Date: Wed, 21 Feb 2007 10:53:40 -0500
From: "Todd Vierling" <tv@pobox.com>
To: "Sean Donelan" <sean@donelan.com>
Cc: nanog@merit.edu
In-Reply-To: <Pine.GSO.4.64.0702202319200.2548@clifden.donelan.com>
Errors-To: owner-nanog@merit.edu


On 2/21/07, Sean Donelan <sean@donelan.com> wrote:
> Counting IP addresses tends to greatly overestimate and underestimate
> the problem of compromised machines.
>
> It tends to overestimate the problem in networks with large dynamic
> pools of IP addresses as a few compromised machines re-appear across
> multiple IP addresses.

This issue is actually quite large.  Cable-based consumer broadband
tends to use DHCP with relatively long leases, so the IPs there don't
change a whole lot.  PPPoE DSL-based broadband, however, usually
changes IPs many times a day, as even a small amount of idle time
typically triggers a "disconnect" (and upon reconnect, a new IP is
assigned by whichever PPPoE concentrator "answered the call").

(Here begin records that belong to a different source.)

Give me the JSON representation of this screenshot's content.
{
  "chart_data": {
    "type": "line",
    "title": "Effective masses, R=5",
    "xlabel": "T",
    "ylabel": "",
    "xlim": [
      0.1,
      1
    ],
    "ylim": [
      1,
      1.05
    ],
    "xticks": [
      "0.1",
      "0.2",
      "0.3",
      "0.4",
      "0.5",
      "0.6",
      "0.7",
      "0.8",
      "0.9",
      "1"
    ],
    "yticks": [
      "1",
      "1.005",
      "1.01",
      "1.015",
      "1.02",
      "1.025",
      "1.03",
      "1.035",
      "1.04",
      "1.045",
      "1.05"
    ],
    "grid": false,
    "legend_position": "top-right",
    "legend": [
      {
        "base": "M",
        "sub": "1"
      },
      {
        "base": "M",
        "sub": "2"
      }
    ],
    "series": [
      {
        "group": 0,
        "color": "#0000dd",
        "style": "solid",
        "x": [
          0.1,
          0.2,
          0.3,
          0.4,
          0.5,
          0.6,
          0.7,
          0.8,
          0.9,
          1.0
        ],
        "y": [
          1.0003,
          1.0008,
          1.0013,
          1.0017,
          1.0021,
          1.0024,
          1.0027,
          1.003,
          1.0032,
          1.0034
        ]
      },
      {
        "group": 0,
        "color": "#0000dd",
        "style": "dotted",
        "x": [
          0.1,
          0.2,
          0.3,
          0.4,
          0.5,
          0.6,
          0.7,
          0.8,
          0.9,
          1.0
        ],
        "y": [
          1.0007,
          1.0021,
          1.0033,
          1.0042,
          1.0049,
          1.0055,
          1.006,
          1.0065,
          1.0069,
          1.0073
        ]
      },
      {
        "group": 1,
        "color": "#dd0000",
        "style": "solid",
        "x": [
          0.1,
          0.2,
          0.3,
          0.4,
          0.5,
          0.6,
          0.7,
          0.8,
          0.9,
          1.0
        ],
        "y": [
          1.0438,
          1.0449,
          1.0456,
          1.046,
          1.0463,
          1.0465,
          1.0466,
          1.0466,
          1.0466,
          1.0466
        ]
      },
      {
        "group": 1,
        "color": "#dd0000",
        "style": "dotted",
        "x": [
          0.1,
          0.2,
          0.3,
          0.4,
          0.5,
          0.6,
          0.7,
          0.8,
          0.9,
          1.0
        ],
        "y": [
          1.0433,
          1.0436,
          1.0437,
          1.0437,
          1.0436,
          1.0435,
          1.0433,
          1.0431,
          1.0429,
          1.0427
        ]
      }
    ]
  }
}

Some DSL providers (*cough*SBCATTBLS*wheeze*) push very hard for the
installation of their specialized connection monitoring software
(whose vendor, if expressed as initials, is also a nickname for a lewd
act ;), which further compounds the problem.  That software tries Hard
to keep the connection closed during any idle time, starting up only
on an on-demand basis when socket connection requests occur.

> It tends to underestimate the problem in
> networks with small NAT pools with multiple machines sharing a few IP
> addresses.

This problem is not nearly so huge, as "home networks" are not
particularly common compared to the scale of PPPoE deployment.  The
"home network" averages at most 2-3 machines, if that; I've seen
plenty of wireless routers installed for the sole purpose of making it
easier for a single computer to reach the DSL connection at the wall
jack.

I'd say it's severely biased in the overestimation direction -- but
that's not to say it isn't a problem, because zombies Suck.